/TensorFlow-Convolutional-AutoEncoder

This is an implementation of Convolutional AutoEncoder using only TensorFlow

Primary LanguagePython

TensorFlow Convolutional AutoEncoder

This project provides utilities to build a deep Convolutional AutoEncoder (CAE) in just a few lines of code.

This project is based only on TensorFlow.

Experiments

convolutional_autoencoder.py shows an example of a CAE for the MNIST dataset.

The structure of this conv autoencoder is shown below:

autoencoder structure

The encoding part has 2 convolution layers (each followed by a max-pooling layer) and a fully connected layer. This part would encode an input image into a 20-dimension vector (representation). And then the decoding part, which has 1 fully connected layer and 2 convolution layers, would decode the representation back to a 28x28 image (reconstruction).

Training was done using GTX1070 GPU, batch size 100, 100000 passes.

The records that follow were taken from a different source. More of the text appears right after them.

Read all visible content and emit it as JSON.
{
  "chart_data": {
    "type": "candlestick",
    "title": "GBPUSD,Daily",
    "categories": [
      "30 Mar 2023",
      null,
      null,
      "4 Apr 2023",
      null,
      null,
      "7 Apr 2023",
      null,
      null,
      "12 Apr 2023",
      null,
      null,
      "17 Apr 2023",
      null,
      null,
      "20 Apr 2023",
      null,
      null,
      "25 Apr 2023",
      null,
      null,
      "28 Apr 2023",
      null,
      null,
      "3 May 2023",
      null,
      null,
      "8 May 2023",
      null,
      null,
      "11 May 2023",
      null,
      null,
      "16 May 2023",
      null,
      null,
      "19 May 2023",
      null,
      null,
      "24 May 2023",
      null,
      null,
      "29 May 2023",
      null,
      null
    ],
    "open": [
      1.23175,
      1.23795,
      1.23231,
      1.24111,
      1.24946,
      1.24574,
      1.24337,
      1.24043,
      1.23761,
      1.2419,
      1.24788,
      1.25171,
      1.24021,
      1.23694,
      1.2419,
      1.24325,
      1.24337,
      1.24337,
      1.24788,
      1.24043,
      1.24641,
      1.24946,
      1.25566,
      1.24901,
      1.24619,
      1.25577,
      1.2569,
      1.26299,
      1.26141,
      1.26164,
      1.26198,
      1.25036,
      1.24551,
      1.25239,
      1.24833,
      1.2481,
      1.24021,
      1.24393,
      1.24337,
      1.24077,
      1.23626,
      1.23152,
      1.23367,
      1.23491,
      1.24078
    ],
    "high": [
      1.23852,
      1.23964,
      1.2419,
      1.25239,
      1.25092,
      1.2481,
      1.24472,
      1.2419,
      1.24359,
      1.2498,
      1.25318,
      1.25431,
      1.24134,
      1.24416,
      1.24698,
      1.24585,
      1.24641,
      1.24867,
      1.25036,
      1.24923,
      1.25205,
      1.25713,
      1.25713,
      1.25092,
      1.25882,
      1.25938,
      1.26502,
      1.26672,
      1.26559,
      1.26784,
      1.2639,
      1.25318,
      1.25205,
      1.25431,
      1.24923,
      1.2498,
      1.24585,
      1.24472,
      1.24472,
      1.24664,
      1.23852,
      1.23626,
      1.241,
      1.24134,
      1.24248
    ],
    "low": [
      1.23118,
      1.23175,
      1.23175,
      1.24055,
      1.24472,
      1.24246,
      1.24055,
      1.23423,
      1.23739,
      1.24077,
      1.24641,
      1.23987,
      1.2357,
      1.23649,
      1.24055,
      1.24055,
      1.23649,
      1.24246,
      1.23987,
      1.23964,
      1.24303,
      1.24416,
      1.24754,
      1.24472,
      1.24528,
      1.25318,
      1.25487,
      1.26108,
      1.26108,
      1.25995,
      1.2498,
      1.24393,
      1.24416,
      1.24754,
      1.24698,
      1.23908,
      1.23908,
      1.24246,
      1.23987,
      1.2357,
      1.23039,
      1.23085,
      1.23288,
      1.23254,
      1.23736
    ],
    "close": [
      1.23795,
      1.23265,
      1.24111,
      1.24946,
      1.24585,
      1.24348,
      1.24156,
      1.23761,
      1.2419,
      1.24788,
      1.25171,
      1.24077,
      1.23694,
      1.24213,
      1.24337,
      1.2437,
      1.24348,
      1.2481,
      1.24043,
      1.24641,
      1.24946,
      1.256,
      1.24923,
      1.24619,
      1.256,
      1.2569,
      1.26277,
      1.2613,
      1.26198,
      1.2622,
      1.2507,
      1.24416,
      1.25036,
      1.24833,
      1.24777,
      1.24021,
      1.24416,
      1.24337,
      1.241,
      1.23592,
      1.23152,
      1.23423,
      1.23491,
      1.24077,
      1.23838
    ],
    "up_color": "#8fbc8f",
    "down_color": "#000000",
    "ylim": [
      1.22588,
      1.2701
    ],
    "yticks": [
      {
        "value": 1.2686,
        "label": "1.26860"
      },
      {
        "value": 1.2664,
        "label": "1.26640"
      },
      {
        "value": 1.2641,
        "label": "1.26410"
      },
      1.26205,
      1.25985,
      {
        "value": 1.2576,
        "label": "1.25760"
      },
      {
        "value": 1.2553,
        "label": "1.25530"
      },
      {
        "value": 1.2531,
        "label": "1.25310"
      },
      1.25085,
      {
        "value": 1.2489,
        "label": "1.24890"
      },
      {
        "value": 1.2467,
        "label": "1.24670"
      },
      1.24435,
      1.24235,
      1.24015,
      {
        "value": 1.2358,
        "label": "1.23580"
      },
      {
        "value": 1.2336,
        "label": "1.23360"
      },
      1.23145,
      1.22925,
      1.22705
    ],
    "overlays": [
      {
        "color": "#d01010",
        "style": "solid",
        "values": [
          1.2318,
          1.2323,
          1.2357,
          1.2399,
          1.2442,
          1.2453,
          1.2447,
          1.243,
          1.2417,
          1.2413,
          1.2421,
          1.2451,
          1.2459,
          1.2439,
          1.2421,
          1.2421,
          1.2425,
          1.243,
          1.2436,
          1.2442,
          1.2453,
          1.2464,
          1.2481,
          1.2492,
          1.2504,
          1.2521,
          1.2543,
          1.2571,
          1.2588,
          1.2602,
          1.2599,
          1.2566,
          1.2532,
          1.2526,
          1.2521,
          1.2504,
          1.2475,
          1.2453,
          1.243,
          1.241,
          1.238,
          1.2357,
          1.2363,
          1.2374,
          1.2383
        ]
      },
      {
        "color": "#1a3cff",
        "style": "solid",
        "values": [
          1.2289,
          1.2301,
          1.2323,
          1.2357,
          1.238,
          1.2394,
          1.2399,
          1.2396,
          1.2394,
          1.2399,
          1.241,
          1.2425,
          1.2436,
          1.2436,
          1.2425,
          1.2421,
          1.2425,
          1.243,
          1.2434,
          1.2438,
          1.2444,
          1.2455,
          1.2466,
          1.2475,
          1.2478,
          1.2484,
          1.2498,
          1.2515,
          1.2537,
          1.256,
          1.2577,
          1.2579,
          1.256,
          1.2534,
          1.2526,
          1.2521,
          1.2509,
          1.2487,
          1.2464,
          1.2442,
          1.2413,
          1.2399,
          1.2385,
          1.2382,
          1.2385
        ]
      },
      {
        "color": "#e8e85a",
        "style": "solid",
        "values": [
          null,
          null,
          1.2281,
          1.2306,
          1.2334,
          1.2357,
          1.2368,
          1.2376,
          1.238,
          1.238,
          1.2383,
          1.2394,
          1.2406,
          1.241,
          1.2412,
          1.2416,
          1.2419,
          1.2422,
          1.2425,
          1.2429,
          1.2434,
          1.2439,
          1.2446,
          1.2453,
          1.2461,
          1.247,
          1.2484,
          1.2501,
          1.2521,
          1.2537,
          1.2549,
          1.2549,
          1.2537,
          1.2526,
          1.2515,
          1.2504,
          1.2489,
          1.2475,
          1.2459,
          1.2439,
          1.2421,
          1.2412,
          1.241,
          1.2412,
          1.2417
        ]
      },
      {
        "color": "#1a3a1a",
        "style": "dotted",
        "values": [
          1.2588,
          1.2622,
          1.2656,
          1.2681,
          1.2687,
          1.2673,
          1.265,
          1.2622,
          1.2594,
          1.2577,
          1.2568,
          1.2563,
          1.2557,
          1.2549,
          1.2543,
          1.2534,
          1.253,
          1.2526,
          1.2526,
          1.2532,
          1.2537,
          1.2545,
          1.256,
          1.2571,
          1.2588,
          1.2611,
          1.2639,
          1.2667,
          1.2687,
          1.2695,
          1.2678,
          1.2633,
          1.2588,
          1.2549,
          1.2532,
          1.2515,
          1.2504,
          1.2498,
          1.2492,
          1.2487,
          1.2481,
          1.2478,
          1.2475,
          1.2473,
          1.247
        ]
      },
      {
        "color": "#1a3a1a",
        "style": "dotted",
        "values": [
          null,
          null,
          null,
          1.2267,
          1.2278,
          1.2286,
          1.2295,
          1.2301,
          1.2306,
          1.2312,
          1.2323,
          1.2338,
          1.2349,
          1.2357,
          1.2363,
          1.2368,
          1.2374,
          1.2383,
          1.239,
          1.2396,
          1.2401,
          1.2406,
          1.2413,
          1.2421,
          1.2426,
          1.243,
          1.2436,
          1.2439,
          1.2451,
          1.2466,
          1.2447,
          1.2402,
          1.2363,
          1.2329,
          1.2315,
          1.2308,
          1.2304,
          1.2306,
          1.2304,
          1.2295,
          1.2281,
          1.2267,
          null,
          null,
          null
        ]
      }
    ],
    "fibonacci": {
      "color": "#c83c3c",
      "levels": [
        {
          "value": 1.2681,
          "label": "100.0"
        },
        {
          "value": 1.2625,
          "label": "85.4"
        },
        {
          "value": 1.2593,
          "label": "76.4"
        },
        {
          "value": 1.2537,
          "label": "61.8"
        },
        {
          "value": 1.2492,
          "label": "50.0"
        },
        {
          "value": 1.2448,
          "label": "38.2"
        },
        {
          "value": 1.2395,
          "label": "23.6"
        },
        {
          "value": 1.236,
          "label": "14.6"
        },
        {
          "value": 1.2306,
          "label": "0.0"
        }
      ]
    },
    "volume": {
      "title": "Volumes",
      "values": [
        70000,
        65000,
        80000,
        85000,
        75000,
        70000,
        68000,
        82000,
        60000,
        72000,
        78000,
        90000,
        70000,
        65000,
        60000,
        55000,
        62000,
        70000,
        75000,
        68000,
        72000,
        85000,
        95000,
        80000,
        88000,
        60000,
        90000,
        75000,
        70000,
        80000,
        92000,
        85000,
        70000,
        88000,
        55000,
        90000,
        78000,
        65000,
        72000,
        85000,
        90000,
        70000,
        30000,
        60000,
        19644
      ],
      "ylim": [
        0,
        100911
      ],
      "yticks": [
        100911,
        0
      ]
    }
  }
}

Trained weights (saved in the saver directory) of the 1st convolutional layer are shown below: conv_1_weights

And here's some of the reconstruction results: reconstructions

Implementation

Un-pooling

Since the max-pooling operation is not injective, and TensorFlow does not have a built-in unpooling method, we have to implement our own approximation. But it is actually easy to do so using TensorFlow's tf.nn.conv2d_transpose() method.

The idea was to replace each entry in the pooled map with an NxM kernel with the original entry in the upper left, where N and M are the shape of the pooling kernel.

un-pooling

This is equivalent to doing transpose of conv2d on the input map with a kernel that has 1 on the upper left and 0 elsewhere. Therefore we could do this trick with tf.nn.conv2d_transpose() method.